Поэтому так важно смотреть что здесь происходит.

 

 

— Какой результат вы ожидаете?

— Здесь два аспекта: формальный и неформальный.

Если говорить про формальный, то результатом нашей экспедиции должна стать научная статья. Любые результаты только тогда имеют значение для научного сообщества, когда они опубликованы, когда они доступны для всех заинтересованных специалистов.

А второй результат — это сама нынешняя экспедиция Плавучего университета.  Участие в ней специалистов из разных областей, участие студентов из разных университетов, которые нам помогают, интересуются, задают вопросы – это тоже очень важно.  

Студенты кафедры океанологии географического факультета МГУ, из института наук о земле СПбГУ, из САФУ в первые дни экспедиции подошли ко мне, спросили, могут ли участвовать в работе гидробиологического отряда. Это важно.

В наше время ни у кого нет возможности направлять специализированные экспедиции, которые будут исследовать что-то одно. Да и в этом в общем-то не много смысла. Если уж вы фрахтуете судно, экспедиция должна быть комплексной и позволять со всех сторон изучить проблему. Потому что какие-то изменения, которые мы видим в бентосе, обычно объясняются внешними факторами. Да, какие-то крупные циклы могут быть обусловлены, например, только продолжительностью жизни донных организмов. Но в первую очередь мы будем смотреть на внешние факторы – как изменился фон по разным загрязняющим веществам, как изменился гидрологический режим,  температура, соленость. Такие исследования невозможны без участия широкого круга специалистов, которые сейчас есть на «Профессоре Молчанове».

— Кроме исследований на судне дважды в день специалисты читают лекции.

— И они не менее важны потому, что помогают студентам понять, что мы тут делаем. Теоретическая подготовка всегда должна сопутствовать практике.

Эти рассказы ученых особенно важны не студентам, которые слушают лекции по своему профилю, а для «смежников». Например, для океанологов — лекции по метеорологии, для радиохимиков — лекции по гидробиологии. Это позволяет составить целостную картину того, что происходит на борту. Человек должен делать свою работу осознанно.

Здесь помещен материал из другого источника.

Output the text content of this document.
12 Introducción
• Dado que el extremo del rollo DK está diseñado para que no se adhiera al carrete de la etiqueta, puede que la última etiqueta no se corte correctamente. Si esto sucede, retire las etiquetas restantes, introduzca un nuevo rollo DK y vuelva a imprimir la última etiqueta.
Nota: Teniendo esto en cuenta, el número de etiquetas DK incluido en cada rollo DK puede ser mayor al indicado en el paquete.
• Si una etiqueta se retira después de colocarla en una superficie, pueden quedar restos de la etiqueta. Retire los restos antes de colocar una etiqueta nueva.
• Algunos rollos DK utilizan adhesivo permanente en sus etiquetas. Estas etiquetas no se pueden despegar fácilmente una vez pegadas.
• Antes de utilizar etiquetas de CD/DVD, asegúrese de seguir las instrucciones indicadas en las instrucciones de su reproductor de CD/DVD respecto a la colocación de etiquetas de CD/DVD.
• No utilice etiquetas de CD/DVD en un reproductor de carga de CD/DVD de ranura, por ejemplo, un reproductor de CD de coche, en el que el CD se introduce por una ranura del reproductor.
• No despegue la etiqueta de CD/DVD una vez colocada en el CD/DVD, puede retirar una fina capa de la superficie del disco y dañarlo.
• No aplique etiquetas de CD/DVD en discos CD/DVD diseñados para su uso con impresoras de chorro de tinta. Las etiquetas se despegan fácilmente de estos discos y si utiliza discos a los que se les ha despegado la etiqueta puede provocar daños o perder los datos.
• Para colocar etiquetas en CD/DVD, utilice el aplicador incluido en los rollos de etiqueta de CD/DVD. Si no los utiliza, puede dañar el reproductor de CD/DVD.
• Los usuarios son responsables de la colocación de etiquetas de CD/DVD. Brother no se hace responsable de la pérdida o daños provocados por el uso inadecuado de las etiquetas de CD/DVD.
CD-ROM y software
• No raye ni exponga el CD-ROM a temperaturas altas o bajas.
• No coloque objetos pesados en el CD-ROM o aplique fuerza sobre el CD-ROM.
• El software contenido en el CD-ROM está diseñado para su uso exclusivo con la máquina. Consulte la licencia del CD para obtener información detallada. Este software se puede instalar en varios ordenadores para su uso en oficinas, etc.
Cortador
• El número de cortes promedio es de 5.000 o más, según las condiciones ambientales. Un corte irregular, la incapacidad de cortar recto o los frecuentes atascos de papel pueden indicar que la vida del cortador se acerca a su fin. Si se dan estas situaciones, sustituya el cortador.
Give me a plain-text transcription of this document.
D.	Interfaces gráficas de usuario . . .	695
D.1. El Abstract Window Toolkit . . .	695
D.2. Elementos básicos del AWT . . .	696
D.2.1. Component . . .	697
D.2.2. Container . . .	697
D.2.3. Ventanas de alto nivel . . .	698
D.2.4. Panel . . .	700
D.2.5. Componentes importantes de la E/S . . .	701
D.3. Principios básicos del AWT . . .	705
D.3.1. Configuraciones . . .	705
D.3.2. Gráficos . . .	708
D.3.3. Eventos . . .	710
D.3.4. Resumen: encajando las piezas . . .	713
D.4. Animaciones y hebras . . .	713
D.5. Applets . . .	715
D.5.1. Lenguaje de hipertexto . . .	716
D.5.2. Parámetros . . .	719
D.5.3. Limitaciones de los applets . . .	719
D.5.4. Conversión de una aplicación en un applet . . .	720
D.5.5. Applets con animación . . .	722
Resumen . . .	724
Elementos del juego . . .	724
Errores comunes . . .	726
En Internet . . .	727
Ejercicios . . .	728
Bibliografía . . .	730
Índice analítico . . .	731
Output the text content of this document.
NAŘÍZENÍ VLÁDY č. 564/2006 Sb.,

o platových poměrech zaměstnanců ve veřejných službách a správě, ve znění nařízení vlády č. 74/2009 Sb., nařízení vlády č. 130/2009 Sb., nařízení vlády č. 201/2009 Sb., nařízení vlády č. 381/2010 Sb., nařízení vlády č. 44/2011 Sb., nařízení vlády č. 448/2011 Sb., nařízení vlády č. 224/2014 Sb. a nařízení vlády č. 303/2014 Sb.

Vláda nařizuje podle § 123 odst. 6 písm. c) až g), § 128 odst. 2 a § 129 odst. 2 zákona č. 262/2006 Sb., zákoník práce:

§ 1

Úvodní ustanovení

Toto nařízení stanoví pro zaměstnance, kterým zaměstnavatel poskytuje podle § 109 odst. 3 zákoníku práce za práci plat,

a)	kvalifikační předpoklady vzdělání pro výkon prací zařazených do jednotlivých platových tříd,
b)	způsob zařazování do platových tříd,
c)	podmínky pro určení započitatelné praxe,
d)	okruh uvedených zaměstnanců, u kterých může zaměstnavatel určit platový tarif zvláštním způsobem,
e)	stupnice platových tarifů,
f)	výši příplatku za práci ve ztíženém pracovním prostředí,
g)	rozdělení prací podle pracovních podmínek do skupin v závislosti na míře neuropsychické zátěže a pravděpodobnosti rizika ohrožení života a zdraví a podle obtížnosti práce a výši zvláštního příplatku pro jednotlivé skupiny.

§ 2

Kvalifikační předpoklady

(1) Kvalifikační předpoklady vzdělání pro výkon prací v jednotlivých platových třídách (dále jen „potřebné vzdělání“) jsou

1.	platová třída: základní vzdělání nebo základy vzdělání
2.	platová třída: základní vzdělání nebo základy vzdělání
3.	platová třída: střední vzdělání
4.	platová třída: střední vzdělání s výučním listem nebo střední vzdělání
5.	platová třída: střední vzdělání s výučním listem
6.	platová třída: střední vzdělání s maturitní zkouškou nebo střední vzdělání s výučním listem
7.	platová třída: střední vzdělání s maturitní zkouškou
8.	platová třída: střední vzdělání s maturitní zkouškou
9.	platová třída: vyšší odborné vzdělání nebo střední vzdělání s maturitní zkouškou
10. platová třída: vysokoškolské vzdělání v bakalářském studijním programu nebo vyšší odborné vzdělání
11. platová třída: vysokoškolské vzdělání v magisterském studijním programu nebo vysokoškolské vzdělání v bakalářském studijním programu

… Пока мы беседовали, студенты МГУ уже развернули робот и приготовили его к погружению. Саша взял в руки джойстик, как от игровой приставки. Ребята опустили аппарат в волны, и он начал погружаться под воду.

На экране компьютера появилась картинка дна. Серо-зеленый ил, взвесь.

— Тут есть жизнь?

— Конечно! – кивает Саша не отрывая взгляд от экрана. Видео сохраняется и потом его тоже изучат в лаборатории.

— Всплываю! – дает команду Кокорин. Желтая юркая коробка появляется в волнах. Через несколько минут и она на борту «Молчанова».

Ребята сматывают кабель. Через час – новая станция.